Western News Intern
For as many times Hazel Bennett donated blood, she never considered that it could one day save her child’s life.
“I watched each time as those rosy red bags of blood were pumped into my extremely ill daughter and I felt a sense of completeness, almost a full circle if you will,” said Bennett. “Having had spent all those times reclined and needled, giving that life-saving elixir to other people’s kids, parents, wives and husbands.”
In 2012 her daughter, Julie, a student at the University of Alberta, called her distraught. She had been feeling lousy and flu-ish for days. Bennett tried to bolster her spirits reminding her she would be visiting in a week. By the next morning Julie had taken an ambulance to the hospital, but doctors didn’t feel she needed to be admitted.
Getting concerned Hazel rushed to Kelowna to catch the first flight, arriving in Edmonton at 11 p.m. to find her daughter, who was normally strong and healthy, very weak and ill. They waited out the night through Julie’s pain and by morning she could not move her legs. She was showing symptoms of something more serious and was rushed back to the hospital.
“Things started happening fast. Her organs were shutting down,” said Hazel.

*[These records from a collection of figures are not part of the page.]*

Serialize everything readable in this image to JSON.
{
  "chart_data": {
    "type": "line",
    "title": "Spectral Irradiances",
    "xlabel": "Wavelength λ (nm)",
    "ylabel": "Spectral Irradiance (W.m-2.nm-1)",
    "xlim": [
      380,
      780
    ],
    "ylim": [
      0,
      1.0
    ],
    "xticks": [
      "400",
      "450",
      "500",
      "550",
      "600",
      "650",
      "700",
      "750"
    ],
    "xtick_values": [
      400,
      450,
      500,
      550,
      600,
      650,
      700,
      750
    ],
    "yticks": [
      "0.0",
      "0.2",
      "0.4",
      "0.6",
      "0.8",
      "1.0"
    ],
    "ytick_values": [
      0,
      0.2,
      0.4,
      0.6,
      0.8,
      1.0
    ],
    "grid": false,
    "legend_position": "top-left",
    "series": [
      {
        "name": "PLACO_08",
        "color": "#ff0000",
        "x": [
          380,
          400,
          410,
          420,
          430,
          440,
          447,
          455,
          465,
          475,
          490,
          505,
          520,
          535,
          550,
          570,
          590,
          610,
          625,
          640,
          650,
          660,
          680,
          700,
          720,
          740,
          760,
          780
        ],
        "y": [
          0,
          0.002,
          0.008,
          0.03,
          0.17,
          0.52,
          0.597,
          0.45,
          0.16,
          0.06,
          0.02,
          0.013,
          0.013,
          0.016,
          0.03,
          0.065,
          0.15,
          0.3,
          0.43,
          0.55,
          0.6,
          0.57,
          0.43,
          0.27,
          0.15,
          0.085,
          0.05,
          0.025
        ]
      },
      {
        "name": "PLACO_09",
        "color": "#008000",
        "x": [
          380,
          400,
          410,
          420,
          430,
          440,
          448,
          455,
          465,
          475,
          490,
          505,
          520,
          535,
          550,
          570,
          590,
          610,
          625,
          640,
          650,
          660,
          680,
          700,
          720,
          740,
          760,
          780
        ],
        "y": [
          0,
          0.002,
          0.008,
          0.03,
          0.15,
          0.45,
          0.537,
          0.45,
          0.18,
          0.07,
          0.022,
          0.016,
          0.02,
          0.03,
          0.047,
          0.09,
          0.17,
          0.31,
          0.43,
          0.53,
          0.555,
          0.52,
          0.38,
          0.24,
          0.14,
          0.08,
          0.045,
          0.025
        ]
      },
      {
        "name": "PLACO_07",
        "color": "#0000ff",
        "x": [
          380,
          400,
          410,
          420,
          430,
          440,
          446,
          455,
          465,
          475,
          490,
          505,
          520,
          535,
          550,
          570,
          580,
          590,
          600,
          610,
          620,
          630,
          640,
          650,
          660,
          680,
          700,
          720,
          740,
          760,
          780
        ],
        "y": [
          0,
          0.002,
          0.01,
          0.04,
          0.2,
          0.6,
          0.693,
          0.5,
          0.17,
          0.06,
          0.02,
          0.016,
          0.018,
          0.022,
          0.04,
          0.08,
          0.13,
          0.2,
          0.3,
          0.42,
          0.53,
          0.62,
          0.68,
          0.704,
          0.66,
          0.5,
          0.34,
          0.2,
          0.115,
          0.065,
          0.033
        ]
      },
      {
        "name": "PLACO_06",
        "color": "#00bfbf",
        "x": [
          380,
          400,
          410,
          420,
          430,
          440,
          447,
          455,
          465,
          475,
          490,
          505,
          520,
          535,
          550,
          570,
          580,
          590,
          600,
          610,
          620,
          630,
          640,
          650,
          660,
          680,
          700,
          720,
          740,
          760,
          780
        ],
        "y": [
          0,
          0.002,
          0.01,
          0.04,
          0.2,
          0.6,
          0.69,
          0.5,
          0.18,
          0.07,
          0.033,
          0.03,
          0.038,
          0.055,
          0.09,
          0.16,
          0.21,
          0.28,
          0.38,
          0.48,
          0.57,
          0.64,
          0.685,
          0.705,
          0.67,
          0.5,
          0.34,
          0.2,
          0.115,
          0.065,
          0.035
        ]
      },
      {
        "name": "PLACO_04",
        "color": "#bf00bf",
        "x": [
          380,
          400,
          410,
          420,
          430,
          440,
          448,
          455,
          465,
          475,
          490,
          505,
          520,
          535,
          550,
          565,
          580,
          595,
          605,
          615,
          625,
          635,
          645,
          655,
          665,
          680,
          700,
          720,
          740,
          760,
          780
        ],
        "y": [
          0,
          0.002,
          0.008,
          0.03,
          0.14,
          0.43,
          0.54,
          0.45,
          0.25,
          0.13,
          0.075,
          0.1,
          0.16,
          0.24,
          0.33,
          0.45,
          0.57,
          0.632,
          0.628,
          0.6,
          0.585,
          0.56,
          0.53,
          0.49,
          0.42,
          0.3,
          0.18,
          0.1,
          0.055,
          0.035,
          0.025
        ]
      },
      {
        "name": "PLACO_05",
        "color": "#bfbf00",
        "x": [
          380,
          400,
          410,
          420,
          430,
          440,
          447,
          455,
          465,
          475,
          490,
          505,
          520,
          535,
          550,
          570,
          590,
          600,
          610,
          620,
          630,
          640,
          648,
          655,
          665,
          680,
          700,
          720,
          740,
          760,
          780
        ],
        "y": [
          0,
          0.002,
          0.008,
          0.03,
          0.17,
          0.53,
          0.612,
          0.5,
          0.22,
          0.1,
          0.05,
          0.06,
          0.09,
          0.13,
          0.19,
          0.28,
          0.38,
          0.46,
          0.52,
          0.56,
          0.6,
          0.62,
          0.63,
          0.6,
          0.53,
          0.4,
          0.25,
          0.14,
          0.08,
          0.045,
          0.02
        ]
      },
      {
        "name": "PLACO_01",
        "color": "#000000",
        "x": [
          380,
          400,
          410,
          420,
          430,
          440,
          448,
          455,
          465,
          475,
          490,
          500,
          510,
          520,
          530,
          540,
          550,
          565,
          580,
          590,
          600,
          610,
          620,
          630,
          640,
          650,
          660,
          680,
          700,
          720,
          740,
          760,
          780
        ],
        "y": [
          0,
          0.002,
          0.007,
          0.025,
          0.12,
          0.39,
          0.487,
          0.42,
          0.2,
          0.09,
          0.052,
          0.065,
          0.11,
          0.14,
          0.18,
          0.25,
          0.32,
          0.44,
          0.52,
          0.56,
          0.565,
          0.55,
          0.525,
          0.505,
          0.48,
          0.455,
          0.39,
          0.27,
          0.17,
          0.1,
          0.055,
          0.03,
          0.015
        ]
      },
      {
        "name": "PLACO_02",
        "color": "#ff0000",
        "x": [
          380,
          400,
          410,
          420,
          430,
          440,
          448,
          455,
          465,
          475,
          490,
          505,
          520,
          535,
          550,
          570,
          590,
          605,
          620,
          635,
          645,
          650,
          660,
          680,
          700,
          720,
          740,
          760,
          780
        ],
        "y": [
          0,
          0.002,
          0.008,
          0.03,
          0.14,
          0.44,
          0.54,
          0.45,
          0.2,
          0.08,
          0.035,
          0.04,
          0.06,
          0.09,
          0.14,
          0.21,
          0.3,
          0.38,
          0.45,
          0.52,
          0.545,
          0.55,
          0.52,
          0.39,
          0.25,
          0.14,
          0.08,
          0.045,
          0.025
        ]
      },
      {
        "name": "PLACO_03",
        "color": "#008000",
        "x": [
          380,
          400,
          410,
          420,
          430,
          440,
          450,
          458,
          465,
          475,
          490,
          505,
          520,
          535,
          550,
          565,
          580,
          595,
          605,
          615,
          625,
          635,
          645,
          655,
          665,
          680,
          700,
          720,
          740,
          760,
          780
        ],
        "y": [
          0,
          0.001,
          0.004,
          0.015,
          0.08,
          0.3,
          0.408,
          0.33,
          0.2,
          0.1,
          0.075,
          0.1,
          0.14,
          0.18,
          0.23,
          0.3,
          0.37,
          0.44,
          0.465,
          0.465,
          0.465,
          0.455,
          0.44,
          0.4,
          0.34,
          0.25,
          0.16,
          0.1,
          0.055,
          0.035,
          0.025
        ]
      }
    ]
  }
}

They gave Julie steroids to prevent her system from shutting down and tested for everything. Her lungs could not supply her with enough air and she was placed on oxygen and intubated
“At some point on day two, I asked the ICU nurse straight out, ‘should I be getting her father and sister here?’,” recalled Hazel. “‘Yes’ she replied. ‘She might not make it.’”
After six moths in intensive care, the trachea tube was removed and she could have food again. Julie had many days of rehab to walk and breathe properly again and spent a total of three months in the hospital. The only thing she tested positive for was the common cold-flu strain.
“That flu, that one in a million times will cause a young person’s body and immune system to shut down. That silly old flu bug that nearly killed my daughter,” said Hazel.
Over the time spent in intensive care, Julie was given six blood transfusions. Now 27 years old, Julie’s lungs are still not 100 per cent recovered. She recently created and produced a theatre and movement piece portraying her hospital experience entitled Scars are Healing Wrong. But, she is still alive.
“Doctors, nurses and blood donors saved my child,” said Hazel.
Having surpassed the 50 donations mark herself, Hazel has become the poster child for reasons to give. She shared her story on Monday in Penticton at the South Main Drop In Centre during a blood donor clinic to mark the first day of National Blood Donor week.
Gayle Voyer, the territory manager of Canadian Blood Services said they need about 2,000 new donors in the Okanagan region between now and the end of December.
“The need for blood is constant because blood has an expiration date,” she said, adding it is 42 days.
She said some of the barriers that hold people back from becoming donors is they don’t know if they are eligible and think it is a long process to go through. Voyer said finding out is as simple as going to the website blood.ca and answering a short questionnaire. She is encouraging everyone 17 years or older to go to the website to see if they are eligible and to book an appointment.
“Hearing people like Hazel helps people go ‘wow, you know she didn’t think it was going to happen to her and it did and here’s how blood helped save her daughter,” said Voyer. “These stories are the reason we do the work we do.”
The next blood donor clinic takes place at the South Main Drop in Centre on July 13.